Listed Needs re-verification
MLOps AI Infra $ Small business Mid-market Enterprise Technology

What it does

Labelbox is a data-centric AI platform for creating and managing training datasets - providing annotation tools for images, video, text, documents, audio, and geospatial data alongside model-assisted labeling and dataset management for ML teams.

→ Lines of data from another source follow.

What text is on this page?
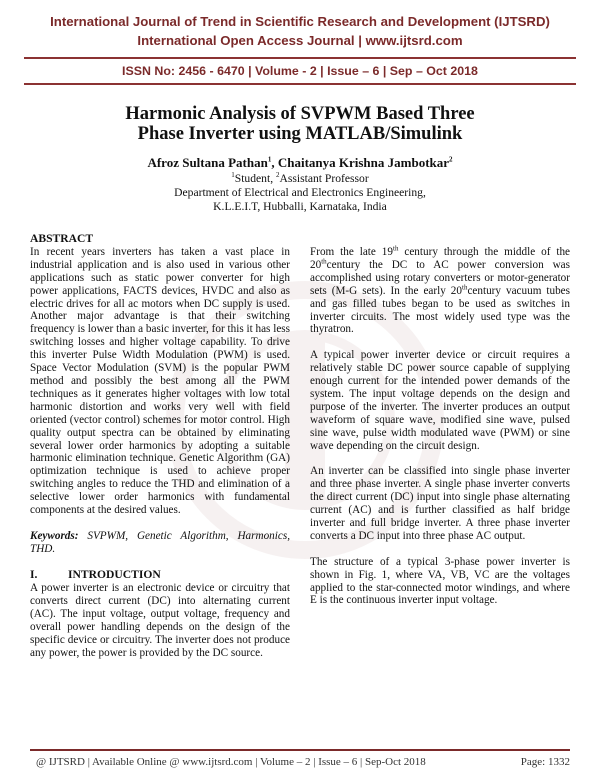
International Journal of Trend in Scientific Research and Development (IJTSRD)
International Open Access Journal | www.ijtsrd.com
ISSN No: 2456 - 6470 | Volume - 2 | Issue – 6 | Sep – Oct 2018
Harmonic Analysis of SVPWM Based Three
Phase Inverter using MATLAB/Simulink
Afroz Sultana Pathan$^1$, Chaitanya Krishna Jambotkar$^2$
$^1$Student, $^2$Assistant Professor
Department of Electrical and Electronics Engineering,
K.L.E.I.T, Hubballi, Karnataka, India
ABSTRACT

In recent years inverters has taken a vast place in industrial application and is also used in various other applications such as static power converter for high power applications, FACTS devices, HVDC and also as electric drives for all ac motors when DC supply is used. Another major advantage is that their switching frequency is lower than a basic inverter, for this it has less switching losses and higher voltage capability. To drive this inverter Pulse Width Modulation (PWM) is used. Space Vector Modulation (SVM) is the popular PWM method and possibly the best among all the PWM techniques as it generates higher voltages with low total harmonic distortion and works very well with field oriented (vector control) schemes for motor control. High quality output spectra can be obtained by eliminating several lower order harmonics by adopting a suitable harmonic elimination technique. Genetic Algorithm (GA) optimization technique is used to achieve proper switching angles to reduce the THD and elimination of a selective lower order harmonics with fundamental components at the desired values.

Keywords: SVPWM, Genetic Algorithm, Harmonics, THD.

I.	INTRODUCTION

A power inverter is an electronic device or circuitry that converts direct current (DC) into alternating current (AC). The input voltage, output voltage, frequency and overall power handling depends on the design of the specific device or circuitry. The inverter does not produce any power, the power is provided by the DC source.

From the late 19th century through the middle of the 20thcentury the DC to AC power conversion was accomplished using rotary converters or motor-generator sets (M-G sets). In the early 20thcentury vacuum tubes and gas filled tubes began to be used as switches in inverter circuits. The most widely used type was the thyratron.

A typical power inverter device or circuit requires a relatively stable DC power source capable of supplying enough current for the intended power demands of the system. The input voltage depends on the design and purpose of the inverter. The inverter produces an output waveform of square wave, modified sine wave, pulsed sine wave, pulse width modulated wave (PWM) or sine wave depending on the circuit design.

An inverter can be classified into single phase inverter and three phase inverter. A single phase inverter converts the direct current (DC) input into single phase alternating current (AC) and is further classified as half bridge inverter and full bridge inverter. A three phase inverter converts a DC input into three phase AC output.

The structure of a typical 3-phase power inverter is shown in Fig. 1, where VA, VB, VC are the voltages applied to the star-connected motor windings, and where E is the continuous inverter input voltage.

@ IJTSRD | Available Online @ www.ijtsrd.com | Volume – 2 | Issue – 6 | Sep-Oct 2018	Page: 1332
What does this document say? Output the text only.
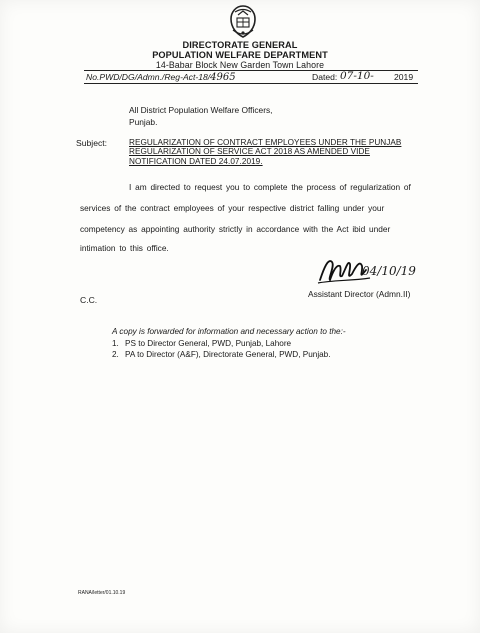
DIRECTORATE GENERAL
POPULATION WELFARE DEPARTMENT
14-Babar Block New Garden Town Lahore
No.PWD/DG/Admn./Reg-Act-18/4965	Dated: 07-10- 2019
All District Population Welfare Officers,
Punjab.
Subject:	REGULARIZATION OF CONTRACT EMPLOYEES UNDER THE PUNJAB
REGULARIZATION OF SERVICE ACT 2018 AS AMENDED VIDE
NOTIFICATION DATED 24.07.2019.
I am directed to request you to complete the process of regularization of
services of the contract employees of your respective district falling under your
competency as appointing authority strictly in accordance with the Act ibid under
intimation to this office.
04/10/19
Assistant Director (Admn.II)
C.C.
A copy is forwarded for information and necessary action to the:-
1. PS to Director General, PWD, Punjab, Lahore
2. PA to Director (A&F), Directorate General, PWD, Punjab.
RANA/letter/01.10.19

AI capabilities include model-assisted labeling that uses existing ML models to pre-annotate data and dramatically reduce human labeling effort, AI-powered quality assurance that identifies inconsistent annotations and flags labeler errors, intelligent active learning that selects the most informative unlabeled examples for annotation to maximize model improvement per labeled sample, automated data insights that surface class imbalances and edge cases in training datasets, and LLM fine-tuning data workflows that streamline the creation of instruction and preference datasets.

Strengths

  • Mid-market AI companies use Labelbox for systematic data operations - active learning optimizing labeling efficiency and dataset management organizing training data pipelines.
  • Large enterprises use Labelbox for enterprise AI data programs - scalable annotation workflows across large datasets and LLM fine-tuning data production.
  • Small ML teams use Labelbox for training data creation - model-assisted labeling reducing annotation time and quality tools ensuring dataset consistency.

Watch-outs

  • Scale AI has stronger RLHF and human labeling workforce services: Scale AI offers managed human annotation workforces alongside platform tooling — teams needing human labelers rather than just annotation software should compare Scale's full-service offering.
  • Computer vision annotation depth varies by data type: Labelbox is strong for images and video but teams with specialized annotation needs for medical imaging, satellite data, or 3D point clouds should evaluate type-specific annotation tools.
  • Active learning value requires sufficient initial labeled data: Labelbox's active learning is most effective when there is enough labeled data to train an initial model — early-stage projects with no existing labels gain less from active learning workflows.

Pricing

Free plan available. Starter at $0/month with usage limits. Growth pricing based on data volume. Enterprise pricing negotiated.